Warum möchten Sie Bürgergeldempfänger:innen zu gemeinnütziger Arbeit verpflichten, statt in Aus- und Weiterbildung zu investieren, um Fachkräfte in den Arbeitsmarkt zu bringen?
Die Evidenz spricht klar für Investitionen in Aus- und Weiterbildung statt pauschaler gemeinnütziger Arbeit. Qualifizierungsmaßnahmen, besonders betriebsnahe und zertifizierte Umschulungen/Teilqualifikationen, erhöhen Beschäftigungs- und Lohnchancen nachhaltig und sind fiskalisch rentabel [IZA World of Labor: Card et al. 2018, doi:10.15185/izawol.58; OECD Employment Outlook 2021, Kap. Active Labour Market Policies]. Deutsche Evaluierungen zeigen positive Effekte von Weiterbildung und Teilqualifikationen in Engpassberufen [IAB-Kurzbericht 6/2020; IAB-Forschungsbericht 10/2015]. Workfare-/1‑Euro-Job-Programme erzielen hingegen geringe Übergänge in reguläre Jobs, bergen Verdrängungsrisiken und hohe Verwaltungskosten [IAB-Discussion Paper 6/2009; Eichhorst/Grienberger-Zingerle 2008].

Sehr geehrter Herr P.,
haben Sie vielen Dank für Ihre über abgeordnetenwatch.de gestellte Frage und für die Hinweise auf wissenschaftliche Studien zur Arbeitsmarktpolitik. Gerne möchte ich dazu Stellung nehmen.
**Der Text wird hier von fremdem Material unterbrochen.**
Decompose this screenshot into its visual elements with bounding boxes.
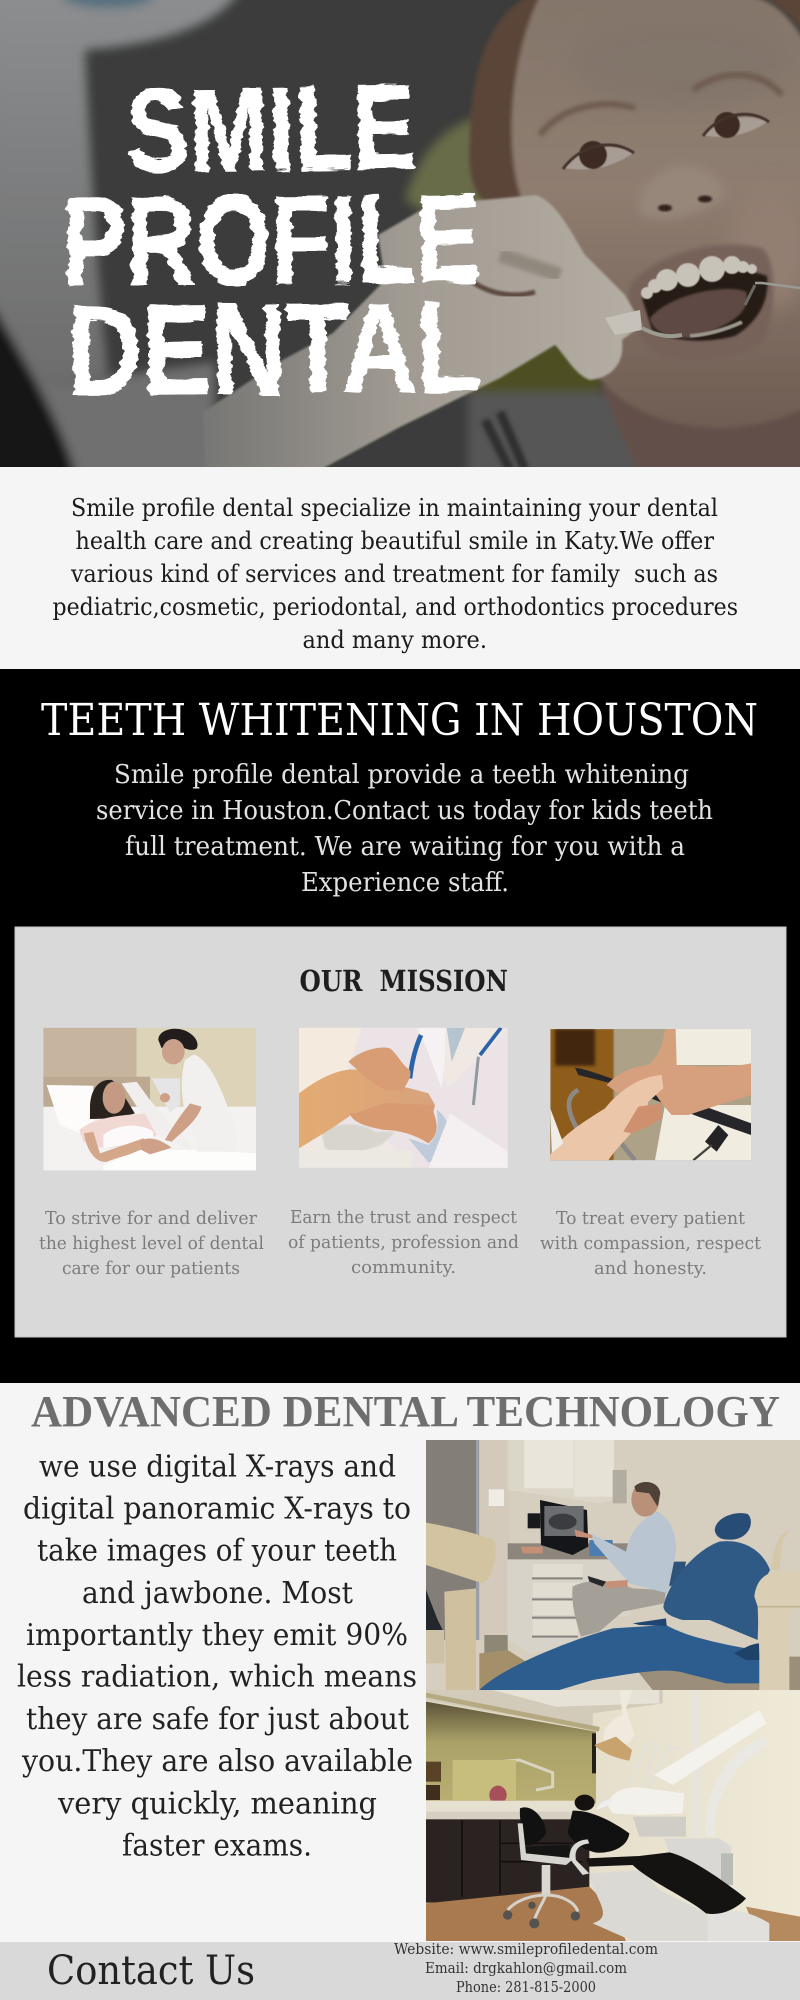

Für mich ist klar: Wir brauchen beides, Qualifizierung und Weiterbildung auf der einen Seite, aber auch die Erwartung an Leistungsberechtigte, ihren Teil zur Gesellschaft beizutragen, wenn sie staatliche Unterstützung erhalten. Investitionen in Aus- und Weiterbildung sind ein zentraler Baustein, um Fachkräfte für unseren Arbeitsmarkt zu gewinnen. Gerade in Engpassberufen sehe ich darin eine große Chance, und ich unterstütze ausdrücklich, dass die Jobcenter hier mehr Möglichkeiten zur Förderung nutzen.
Gleichzeitig bin ich der Überzeugung, dass zum Sozialstaat auch die Verpflichtung gehört, die eigene Arbeitskraft einzubringen, wenn dies möglich ist. Deshalb halten wir es für richtig, Bürgergeldempfängerinnen und -empfänger künftig verstärkt zu gemeinnütziger Arbeit heranzuziehen, wenn sie keiner Erwerbstätigkeit nachgehen. Es geht dabei nicht um „1-Euro-Jobs“ oder den Ersatz regulärer Beschäftigung, sondern um einen Beitrag zum Gemeinwesen – verbunden mit der Erwartung, dass staatliche Unterstützung keine Einbahnstraße ist.
Wir als Union wollen so sicherstellen, dass der Grundsatz „Fördern und Fordern“ wieder stärker gelebt wird: Weiterbildung dort, wo sie sinnvoll ist und Menschen dauerhaft in Beschäftigung bringt – aber eben auch eine aktive Mitwirkungspflicht, wenn Integrationsangebote nicht angenommen werden.
Ich bin überzeugt, dass wir nur mit dieser Balance zwischen Qualifizierung und Verbindlichkeit sowohl den Fachkräftebedarf decken als auch die Akzeptanz unseres Sozialstaats sichern können.
Für einen weiteren Austausch zu diesem wichtigen Thema stehe ich Ihnen gerne in meiner Bürgersprechstunde zur Verfügung.